Press Release

Latin Version of Classic 'Yes, Virginia' Essay Rekindles Christmas Spirit Joins Latin Versions of Dr. Seuss Titles

(ARA) — Every holiday season, curious children sidle up to their parents with a look of youthful concern in their wide eyes and ask the age-old question, "Is there a Santa Claus?," scared that the wrong answer might bring an end to tree decorating, present giving or leaving cookies by the fireplace.

More than 100 years ago, a very real little girl wrote to her local newspaper because she was plagued by this same nagging doubt.

"Some of my little friends say there is no Santa Claus," wrote 8-year-old Virginia O'Hanlon. "Papa says, 'If you see it in The Sun, it's so.' Please tell me the truth, is there a Santa Claus?"

A century later, the words of the editor who responded to this query somehow manage to rekindle the Christmas spirit in even the most world-weary adults. "Yes, Virginia, there is a Santa Claus. He exists as certainly as love and generosity and devotion exist, and you know that they abound and give to your life its highest beauty and joy," wrote Frances P. Church, editor of The New York Sun, in 1897.

"No Santa Claus! Thank God he lives, and lives forever. A thousand years from now, nay ten times ten thousand years from now, he will continue to make glad the heart of childhood," Church concluded in his famous essay.

Now these classic words have been preserved in the classic language — Latin — for scholars and students of the language to enjoy. From Bolchazy-Carducci Publishers, Yes, Virginia, there is a Santa Claus . . . in Latin!, features a Latin translation by Walter Sauer and Hermann Wiegand, full-color illustrations by Matthias Kringe, same-page English-Latin translation, a Latin-English glossary and Christmas Memories journal pages. The book is available in special holiday season displays at Borders or Barnes & Noble stores nationwide, along with Latin versions of the Dr. Seuss classics, "How the Grinch Stole Christmas" and "The Cat in the Hat."

These books are part of Bolchazy-Carducci's expanding series of materials that support a burgeoning interest in the study of Latin. A growing body of research shows that studying Latin improves students' problem-solving abilities, vocabulary and college entrance exam scores. For example, one study of sixth-grade students who studied Latin 30 minutes a day for five months showed the students advanced nine months in their math problem-solving abilities.

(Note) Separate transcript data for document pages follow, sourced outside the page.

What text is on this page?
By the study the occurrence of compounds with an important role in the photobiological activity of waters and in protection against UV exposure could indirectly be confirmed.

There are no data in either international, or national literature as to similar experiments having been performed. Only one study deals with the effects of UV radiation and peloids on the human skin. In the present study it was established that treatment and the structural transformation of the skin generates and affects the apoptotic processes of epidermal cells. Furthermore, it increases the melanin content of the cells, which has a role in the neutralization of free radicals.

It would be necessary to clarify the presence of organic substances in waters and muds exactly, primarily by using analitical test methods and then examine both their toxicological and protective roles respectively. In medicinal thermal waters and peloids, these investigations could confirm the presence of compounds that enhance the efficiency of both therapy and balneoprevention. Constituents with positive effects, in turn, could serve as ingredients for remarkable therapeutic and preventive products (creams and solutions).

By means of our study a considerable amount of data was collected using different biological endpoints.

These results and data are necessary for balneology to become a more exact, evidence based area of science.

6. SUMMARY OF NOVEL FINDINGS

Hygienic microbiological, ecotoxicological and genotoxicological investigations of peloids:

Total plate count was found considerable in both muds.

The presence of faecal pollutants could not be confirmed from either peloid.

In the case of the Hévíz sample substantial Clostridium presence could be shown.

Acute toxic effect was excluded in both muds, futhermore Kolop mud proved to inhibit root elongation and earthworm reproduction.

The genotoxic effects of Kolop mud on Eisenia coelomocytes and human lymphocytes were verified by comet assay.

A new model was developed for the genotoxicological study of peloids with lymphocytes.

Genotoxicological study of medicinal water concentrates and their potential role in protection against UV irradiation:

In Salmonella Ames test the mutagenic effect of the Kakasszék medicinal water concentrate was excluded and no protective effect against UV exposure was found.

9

Another group of fourth-, fifth- and sixth-graders who studied Latin 15 to 20 minutes a day for a year performed a full year higher on standardized vocabulary tests than their peers who had not. And yet another study shows that students who have studied Latin in high school consistently score higher on the verbal portion of the SAT college entrance exam than students who have not studied any foreign language, as well as students who have studied other modern languages.

Bolchazy-Carducci provides many resources for Latin students and teachers, including textbooks, CD-ROMs with recordings of various pronunciations, newsletters and specialty books, including "Grinchus," "Cattus Petasatus" and this latest translation of the famous Christmas essay.

This translation provides new Latin students an opportunity to study Church's classic essay, and gives those who studied years ago a way to brush-up skills they may have thought were forgotten. For any reader, this new version of "Yes, Virginia . . ." provides an opportunity to take a break from the "information age" and reflect on the value of wonder, as expressed in Church's belief that "The most real things in the world are those that neither children nor men can see."